The tyre industry has been severely hit by rise in input costs and even a price hike by 25% has not helped it tide over the losses, according to PK Ruia, chairman of the Ruia Group that runs Dunlop India Ltd, Falcon Tyres and Monotona Tyres.

After the 81 st annual general meeting of Dunlop India, Ruia told reporters that with the rubber prices going up from Rs 90 per tonne to Rs 140 per tonne and other input costs also escalating, production cost has gone up by more than 60% in the last four months.

Just 15 days back, Falcon Tyres, which is an OEM (original equipment manufacturer) supplier to Bajaj Automobiles Ltd, increased the price of tyres used in two- and three-wheelers by 15-25% for various ranges.

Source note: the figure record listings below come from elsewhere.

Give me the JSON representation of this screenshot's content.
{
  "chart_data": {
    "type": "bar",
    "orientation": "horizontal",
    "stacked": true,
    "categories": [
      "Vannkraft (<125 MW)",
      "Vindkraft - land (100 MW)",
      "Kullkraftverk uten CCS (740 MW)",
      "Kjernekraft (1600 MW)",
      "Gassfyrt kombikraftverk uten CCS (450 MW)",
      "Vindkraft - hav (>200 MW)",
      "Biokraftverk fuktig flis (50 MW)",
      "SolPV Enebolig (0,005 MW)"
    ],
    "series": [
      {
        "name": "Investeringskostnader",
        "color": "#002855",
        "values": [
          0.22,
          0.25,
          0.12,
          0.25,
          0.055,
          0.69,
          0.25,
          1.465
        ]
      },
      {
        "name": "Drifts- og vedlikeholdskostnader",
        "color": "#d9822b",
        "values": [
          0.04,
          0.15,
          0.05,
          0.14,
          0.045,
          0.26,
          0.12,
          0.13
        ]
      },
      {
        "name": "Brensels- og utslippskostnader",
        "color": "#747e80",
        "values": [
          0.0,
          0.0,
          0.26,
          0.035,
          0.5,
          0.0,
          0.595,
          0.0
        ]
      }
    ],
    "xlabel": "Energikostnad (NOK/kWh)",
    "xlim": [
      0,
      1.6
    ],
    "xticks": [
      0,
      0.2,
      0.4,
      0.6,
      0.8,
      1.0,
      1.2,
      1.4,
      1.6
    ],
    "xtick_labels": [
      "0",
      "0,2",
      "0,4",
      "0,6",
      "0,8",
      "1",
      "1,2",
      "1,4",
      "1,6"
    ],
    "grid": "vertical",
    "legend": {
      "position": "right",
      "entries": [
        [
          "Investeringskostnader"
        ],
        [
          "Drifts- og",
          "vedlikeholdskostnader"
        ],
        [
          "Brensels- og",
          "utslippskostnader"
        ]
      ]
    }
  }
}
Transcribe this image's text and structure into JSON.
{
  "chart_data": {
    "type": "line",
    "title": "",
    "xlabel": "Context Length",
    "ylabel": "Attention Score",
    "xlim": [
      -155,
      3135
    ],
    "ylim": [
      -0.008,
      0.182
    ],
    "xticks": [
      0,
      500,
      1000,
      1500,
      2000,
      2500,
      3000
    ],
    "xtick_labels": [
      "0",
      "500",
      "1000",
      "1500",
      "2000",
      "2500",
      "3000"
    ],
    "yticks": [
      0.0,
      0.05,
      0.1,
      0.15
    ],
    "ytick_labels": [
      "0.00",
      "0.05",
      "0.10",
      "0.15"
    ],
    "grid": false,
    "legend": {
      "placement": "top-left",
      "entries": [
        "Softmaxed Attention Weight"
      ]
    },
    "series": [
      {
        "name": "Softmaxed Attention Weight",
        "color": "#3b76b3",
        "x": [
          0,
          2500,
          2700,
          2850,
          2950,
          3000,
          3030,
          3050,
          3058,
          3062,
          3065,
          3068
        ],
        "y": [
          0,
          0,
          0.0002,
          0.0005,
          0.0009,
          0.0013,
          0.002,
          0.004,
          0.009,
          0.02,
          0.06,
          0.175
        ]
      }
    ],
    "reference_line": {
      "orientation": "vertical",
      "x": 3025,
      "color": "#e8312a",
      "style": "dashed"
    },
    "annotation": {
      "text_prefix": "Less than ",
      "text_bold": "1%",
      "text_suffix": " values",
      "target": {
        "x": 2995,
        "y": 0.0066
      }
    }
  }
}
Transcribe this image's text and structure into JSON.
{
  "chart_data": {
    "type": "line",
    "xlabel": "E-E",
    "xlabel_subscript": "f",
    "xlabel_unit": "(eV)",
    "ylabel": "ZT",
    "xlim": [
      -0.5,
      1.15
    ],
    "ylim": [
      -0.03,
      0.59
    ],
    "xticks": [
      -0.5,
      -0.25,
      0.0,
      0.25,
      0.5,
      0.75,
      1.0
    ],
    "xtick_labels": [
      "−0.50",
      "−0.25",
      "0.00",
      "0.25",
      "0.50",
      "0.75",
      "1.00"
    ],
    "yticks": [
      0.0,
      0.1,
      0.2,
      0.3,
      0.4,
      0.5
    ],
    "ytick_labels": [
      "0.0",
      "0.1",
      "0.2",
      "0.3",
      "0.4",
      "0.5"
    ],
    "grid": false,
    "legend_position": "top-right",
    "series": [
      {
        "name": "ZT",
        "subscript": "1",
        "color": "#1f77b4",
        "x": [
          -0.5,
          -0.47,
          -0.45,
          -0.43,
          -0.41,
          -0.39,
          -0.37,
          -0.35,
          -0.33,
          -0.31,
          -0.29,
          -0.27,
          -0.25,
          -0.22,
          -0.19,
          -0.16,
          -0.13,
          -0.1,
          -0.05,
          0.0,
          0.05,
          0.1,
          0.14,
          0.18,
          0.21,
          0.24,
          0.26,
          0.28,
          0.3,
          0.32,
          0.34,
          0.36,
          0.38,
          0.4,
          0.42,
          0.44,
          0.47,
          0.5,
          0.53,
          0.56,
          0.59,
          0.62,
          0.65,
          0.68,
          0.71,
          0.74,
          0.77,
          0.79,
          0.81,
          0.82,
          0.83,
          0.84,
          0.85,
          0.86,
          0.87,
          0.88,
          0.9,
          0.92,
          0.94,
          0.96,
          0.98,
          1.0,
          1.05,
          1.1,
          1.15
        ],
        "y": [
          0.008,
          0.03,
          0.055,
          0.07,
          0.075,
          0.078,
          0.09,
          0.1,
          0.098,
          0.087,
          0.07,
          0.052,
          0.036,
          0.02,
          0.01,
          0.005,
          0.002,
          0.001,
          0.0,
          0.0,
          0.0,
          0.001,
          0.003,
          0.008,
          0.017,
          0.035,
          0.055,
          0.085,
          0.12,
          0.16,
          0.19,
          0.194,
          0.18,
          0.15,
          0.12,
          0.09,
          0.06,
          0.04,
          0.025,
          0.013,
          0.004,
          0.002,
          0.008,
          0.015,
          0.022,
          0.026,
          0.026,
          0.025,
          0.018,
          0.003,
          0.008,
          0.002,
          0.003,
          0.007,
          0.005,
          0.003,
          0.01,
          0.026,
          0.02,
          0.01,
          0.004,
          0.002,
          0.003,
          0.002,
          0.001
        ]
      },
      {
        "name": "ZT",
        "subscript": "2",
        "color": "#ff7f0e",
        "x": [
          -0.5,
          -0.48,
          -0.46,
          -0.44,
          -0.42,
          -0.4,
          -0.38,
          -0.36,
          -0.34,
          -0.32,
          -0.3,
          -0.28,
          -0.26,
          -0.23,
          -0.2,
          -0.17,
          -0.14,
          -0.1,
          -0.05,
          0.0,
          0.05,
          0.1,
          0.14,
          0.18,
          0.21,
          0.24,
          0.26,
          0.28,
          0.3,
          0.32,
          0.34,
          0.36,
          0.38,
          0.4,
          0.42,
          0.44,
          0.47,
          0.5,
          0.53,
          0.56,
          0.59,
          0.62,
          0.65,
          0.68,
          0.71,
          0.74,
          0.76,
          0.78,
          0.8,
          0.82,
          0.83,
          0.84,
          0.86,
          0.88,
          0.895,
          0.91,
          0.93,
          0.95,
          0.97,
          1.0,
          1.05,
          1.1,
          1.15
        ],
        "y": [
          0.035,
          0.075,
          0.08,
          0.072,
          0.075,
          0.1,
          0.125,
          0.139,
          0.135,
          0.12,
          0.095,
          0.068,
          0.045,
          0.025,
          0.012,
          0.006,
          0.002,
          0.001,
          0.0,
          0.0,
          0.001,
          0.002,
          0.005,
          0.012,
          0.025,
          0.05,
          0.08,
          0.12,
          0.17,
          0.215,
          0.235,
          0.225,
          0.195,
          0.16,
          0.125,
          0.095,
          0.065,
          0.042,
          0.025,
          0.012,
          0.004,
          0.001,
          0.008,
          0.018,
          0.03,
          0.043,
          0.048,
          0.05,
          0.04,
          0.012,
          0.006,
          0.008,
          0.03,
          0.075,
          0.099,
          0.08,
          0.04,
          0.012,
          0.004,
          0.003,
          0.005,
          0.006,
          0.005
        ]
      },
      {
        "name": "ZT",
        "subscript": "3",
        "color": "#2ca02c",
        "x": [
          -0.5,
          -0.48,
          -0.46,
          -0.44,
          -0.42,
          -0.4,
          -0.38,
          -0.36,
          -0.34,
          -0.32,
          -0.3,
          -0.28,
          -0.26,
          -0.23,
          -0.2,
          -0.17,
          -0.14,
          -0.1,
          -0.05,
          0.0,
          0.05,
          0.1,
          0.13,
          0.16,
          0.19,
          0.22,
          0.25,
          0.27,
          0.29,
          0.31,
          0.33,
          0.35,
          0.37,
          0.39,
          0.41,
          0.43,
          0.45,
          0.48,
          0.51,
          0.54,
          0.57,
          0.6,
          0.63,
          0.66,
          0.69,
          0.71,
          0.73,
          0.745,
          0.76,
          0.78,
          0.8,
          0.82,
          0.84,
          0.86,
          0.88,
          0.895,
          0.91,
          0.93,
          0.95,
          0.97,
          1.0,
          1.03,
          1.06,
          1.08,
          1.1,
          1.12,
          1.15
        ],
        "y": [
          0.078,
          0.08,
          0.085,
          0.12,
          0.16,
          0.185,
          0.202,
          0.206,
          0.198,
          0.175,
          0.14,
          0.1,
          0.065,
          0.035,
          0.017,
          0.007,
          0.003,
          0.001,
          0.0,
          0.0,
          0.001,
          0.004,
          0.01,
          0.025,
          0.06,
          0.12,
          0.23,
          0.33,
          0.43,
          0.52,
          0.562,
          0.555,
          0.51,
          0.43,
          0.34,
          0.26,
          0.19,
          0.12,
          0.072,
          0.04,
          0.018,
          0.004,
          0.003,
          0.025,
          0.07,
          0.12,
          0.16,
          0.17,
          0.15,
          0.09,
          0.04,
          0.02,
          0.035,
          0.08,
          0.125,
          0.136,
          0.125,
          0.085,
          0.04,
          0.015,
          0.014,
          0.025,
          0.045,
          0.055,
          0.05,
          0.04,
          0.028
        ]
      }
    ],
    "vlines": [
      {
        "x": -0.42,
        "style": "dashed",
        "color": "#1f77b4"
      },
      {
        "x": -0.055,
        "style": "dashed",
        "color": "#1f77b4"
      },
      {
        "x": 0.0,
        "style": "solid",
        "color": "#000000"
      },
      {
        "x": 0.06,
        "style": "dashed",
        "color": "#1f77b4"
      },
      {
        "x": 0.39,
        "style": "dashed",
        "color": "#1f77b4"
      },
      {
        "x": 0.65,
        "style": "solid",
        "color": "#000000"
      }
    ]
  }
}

“Price of two- and three-wheeler tyres for the replacement market has also been increased by 14%, even then many a products have to be sold below the production cost,” said Ruia.

“How many times can you go to the market and revise prices,” he said.

After a recession, the two- and three-wheeler segment has witnessed growth once again since the last month and demand has gone up. But with the government stopping forward booking of rubber, it has become pretty difficult for the tyre industry to zero down on a price.

However, the OEM contractors are responding favourably and are even ready to pay more for tyres with restropective effect. Bajaj had agreed to buy Falcon tyres at a price increased by 15% in July and has further committed a rate increased by an additional 8% on the current prices in September.

But Falcon would require another 20-25% rise in prices to make marginal profit, said Ruia.

Around 45% of Falcon’s production is for OEM supplies and 55% is for the replacement market.

The Sahaganj unit of Dunlop India is running at 50 tonne per day capacity even as the target was to reach 130 tonne per day by the end of 2007-08.

Ruia said: “Whenever we have tried to ramp up our production in Sahaganj there has been a problem. I don’t know whether it is a genuine technical problem or a created one. But we don’t have any evidence in hand about problems being purposely created.”

Dunlop India is planning to increase its off the road (OTR) tyre capacity by an additional 100 tonne at its Sahaganj unit and has also firmed up plans to set up a 50 tonne truck tyre and OTR tyre manufacturing plant at Guwahati at an investment of Rs 450 crore.

The company also plans to set up a 10mw co-generation plant at Sahaganj at a cost of around Rs 500-600 crore by the end of 2009-2010.

Dunlop is also planning to source radial truck tyres and OTRs from east Asia to serve the Indian market, Ruia said.